Bitcoin, a form of “digital cash” comparable to government-backed currencies such as the dollar, euro or pound, was designed for use in the virtual world but increasingly is being used to buy goods and services in the real world.

The “cryptocurrency,” which operates independently of any central authority, was the focus of two Senate hearings this week, and has raised concerns for U.S. officials concerned that Bitcoins could become an online tool for terrorists, drug traffickers and child pornographers.

Lawmakers, though, are hesitant to crackdown on Bitcoin, seen by some as a technological innovation with enormous benefits.

Sen. Mark R. Warner, Virginia Democrat, who chaired a Senate Banking Committee hearing on Bitcoin on Tuesday, challenged lawmakers and regulators to “come in with open minds.”

“We have to strike the right balance,” Mr. Warner cautioned. “If we lay too much of a regulatory burden [on Bitcoin], we could chase these exchanges offshore and still leave Americans unprotected.”

The banking committee was joined by the Homeland Security Committee this week as they brought together law enforcement officials from a number of government agencies — including the Treasury Department, Justice Department and Secret Service — to discuss the potential benefits and dangers of virtual currency.

Bitcoins are nearly untraceable for users who want to remain anonymous, law enforcement specialists say, because the virtual currency is not connected to any government.

This presents problems for law enforcement agencies, because criminals will use Bitcoins to launder money for terrorist activities, drug trafficking, weapons sales, murder-for-hire services, tax evasion, identity theft and child pornography.

Law enforcement agencies typically “follow the money” to bring down big crime syndicates, but in the case of Bitcoin, often times there is no money to follow.

Mythili Raman, acting assistant attorney general at the Justice Department, testified that Bitcoin is “not inherently illegal. Many of these features, however, make virtual currencies appealing to criminals.”

But many lawmakers seem hesitant to get in the way of what they see as a potentially bright future at Bitcoin.

Mr. Warner said many modern day technologies were at one point considered long shots.

In the 1980s, he invested in a first-generation cellphone company, when at the time many expected the experiment to fail.

“Luckily for me, the experts were wrong,” Mr. Warner said at the hearing.

Sen. Thomas R. Carper, Delware Democrat, shared the same sentiment about the invention of email.

“This isn’t the first time that advances in technology have posed challenging questions for policymakers and society as a whole,” Mr. Carper said at the hearing. “As we all know, technology is dynamic and changes quickly. Concepts like email and even the Internet itself were once alien and difficult to understand and navigate. Now, most of us can read and respond to email on a device we keep in a purse or coat pocket.”

Bitcoin proponents say transaction fees that are typically cheaper than credit or debit cards would offer instant international money transfers. Bitcoins also promote financial stability in countries that have an untrustworthy or unstable banking system.

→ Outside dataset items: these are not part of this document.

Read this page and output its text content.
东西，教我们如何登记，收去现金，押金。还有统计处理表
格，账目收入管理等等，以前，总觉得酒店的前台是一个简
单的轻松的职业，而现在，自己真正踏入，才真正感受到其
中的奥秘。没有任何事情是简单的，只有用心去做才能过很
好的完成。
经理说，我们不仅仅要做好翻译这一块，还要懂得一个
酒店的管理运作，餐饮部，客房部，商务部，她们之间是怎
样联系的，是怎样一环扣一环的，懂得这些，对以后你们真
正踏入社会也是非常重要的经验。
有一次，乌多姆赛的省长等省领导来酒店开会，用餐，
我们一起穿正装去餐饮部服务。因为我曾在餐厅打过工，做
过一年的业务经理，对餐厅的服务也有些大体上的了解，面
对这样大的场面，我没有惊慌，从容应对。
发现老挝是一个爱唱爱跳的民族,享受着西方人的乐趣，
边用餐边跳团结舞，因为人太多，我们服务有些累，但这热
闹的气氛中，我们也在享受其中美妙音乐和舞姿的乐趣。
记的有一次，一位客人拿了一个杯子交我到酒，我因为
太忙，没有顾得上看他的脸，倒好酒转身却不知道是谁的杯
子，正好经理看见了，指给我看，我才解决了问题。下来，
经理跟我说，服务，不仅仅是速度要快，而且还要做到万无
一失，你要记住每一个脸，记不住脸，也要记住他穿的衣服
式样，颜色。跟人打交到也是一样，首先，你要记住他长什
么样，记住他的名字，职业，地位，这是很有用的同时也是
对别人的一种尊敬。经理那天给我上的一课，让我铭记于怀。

The Senate’s sympathetic ear was welcome news to many investors who had worried in recent months that the U.S. government would try to step in and shut down Bitcoin exchanges.

The price of one bitcoin surged as high as $900 this week following the hearings, before settling in around $700 Tuesday evening on the Mt. Gox trading index, as it became apparent that the Senate and federal agencies plan to take a cautiously optimistic approach with Bitcoin.

Bitcoin has experienced tremendous growth as of late. The price of a single bitcoin has jumped 50 percent since Sunday, before the hearings began, and has more than tripled since the beginning of the month.